How many executives, producers, bankers, and lawyers knew first-hand about the actions of Bill Cosby, Harvey Weinstein, and Kevin Spacey, but looked the other way because they were making money?

Public Revelations

Numerous accounts of Spacey’s behavior were initiated when BuzzFeed News published an article about accusations of sexual advances towards then 14-year-old Anthony Rapp in 1985. Since their initial report, BuzzFeed has interviewed multiple sources about specific examples during production.

Heather Unruh, a former Boston TV news anchor, alleged Wednesday that Spacey put his hands down her son’s pants and grabbed his genitals at a restaurant on Nantucket.

In addition to BuzzFeed’s sources, eight people have told CNN on the basis of anonymity that Netflix and Media Rights Capital facilitated a toxic work environment.

All eight people don’t want to go on record for fear of professional retaliation.

These eight sources of CNN describe Spacey’s actions as predatory, which included nonconsensual touching and crude comments towards young male production staffers. A crewmember that worked on the show for all six seasons said that Spacey routinely harassed and touched him.

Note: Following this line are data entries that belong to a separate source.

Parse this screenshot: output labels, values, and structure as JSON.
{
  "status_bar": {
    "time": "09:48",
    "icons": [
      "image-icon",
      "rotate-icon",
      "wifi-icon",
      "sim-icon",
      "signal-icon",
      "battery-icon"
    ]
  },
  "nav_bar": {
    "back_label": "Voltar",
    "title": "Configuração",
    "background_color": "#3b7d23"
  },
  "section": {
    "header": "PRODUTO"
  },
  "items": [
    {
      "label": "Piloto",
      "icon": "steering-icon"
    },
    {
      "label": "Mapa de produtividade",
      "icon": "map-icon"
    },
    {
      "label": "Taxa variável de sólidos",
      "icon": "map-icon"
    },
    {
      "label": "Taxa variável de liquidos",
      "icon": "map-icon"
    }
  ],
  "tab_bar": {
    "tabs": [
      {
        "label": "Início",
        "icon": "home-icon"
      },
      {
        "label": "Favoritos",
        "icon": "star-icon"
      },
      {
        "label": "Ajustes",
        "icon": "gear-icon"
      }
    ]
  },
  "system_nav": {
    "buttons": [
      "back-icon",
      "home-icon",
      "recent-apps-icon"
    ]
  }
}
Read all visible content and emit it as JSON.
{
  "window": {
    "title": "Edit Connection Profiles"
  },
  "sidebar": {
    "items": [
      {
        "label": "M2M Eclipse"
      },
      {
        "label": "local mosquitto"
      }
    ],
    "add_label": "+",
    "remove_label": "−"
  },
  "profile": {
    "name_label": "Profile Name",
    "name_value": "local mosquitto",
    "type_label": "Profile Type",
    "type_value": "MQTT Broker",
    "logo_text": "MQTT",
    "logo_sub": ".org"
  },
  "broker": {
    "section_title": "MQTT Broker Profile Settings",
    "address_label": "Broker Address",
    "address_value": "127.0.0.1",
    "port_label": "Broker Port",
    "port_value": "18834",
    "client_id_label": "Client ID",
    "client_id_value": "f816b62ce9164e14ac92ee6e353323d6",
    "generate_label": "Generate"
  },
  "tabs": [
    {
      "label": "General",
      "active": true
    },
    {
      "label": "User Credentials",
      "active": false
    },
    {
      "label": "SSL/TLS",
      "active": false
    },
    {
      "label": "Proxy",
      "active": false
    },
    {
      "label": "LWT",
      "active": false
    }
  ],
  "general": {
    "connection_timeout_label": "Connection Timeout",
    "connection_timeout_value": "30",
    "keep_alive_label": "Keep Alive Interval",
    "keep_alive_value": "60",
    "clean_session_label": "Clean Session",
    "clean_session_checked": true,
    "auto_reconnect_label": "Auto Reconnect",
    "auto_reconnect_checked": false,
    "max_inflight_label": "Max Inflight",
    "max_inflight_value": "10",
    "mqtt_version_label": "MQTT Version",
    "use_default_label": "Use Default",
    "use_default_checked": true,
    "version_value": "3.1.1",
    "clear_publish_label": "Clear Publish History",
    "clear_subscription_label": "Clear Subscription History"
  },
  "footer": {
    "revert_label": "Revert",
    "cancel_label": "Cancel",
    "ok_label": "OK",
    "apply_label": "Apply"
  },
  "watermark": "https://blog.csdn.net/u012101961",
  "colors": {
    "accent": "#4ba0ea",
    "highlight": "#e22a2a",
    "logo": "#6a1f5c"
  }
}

House of Cards season six production has been shut down indefinitely.

Public Denials

When asked if it was possible that the show’s directors and producers had not known about numerous incidents, one source told BuzzFeed that it was “Bullshit. Utter bullshit. 100%”

Unsurprisingly, the show’s creator and showrunner Beau Willimon took to Twitter to claim his ignorance about the abuse.

Although Willimon left the show after the fourth season, it’s beyond belief that he and many other senior executives were not aware of Spacey’s actions and notorious reputation dating back decades.

A crewmember said, “I saw that Beau said he had no idea, which I know is completely false.” He added, “they had production meetings about Spacey’s behavior towards crew and cast, and it never made it any further than that. It was like a joke.”

In a written statement, Netflix said the company was not aware of incidents involving Spacey on-set.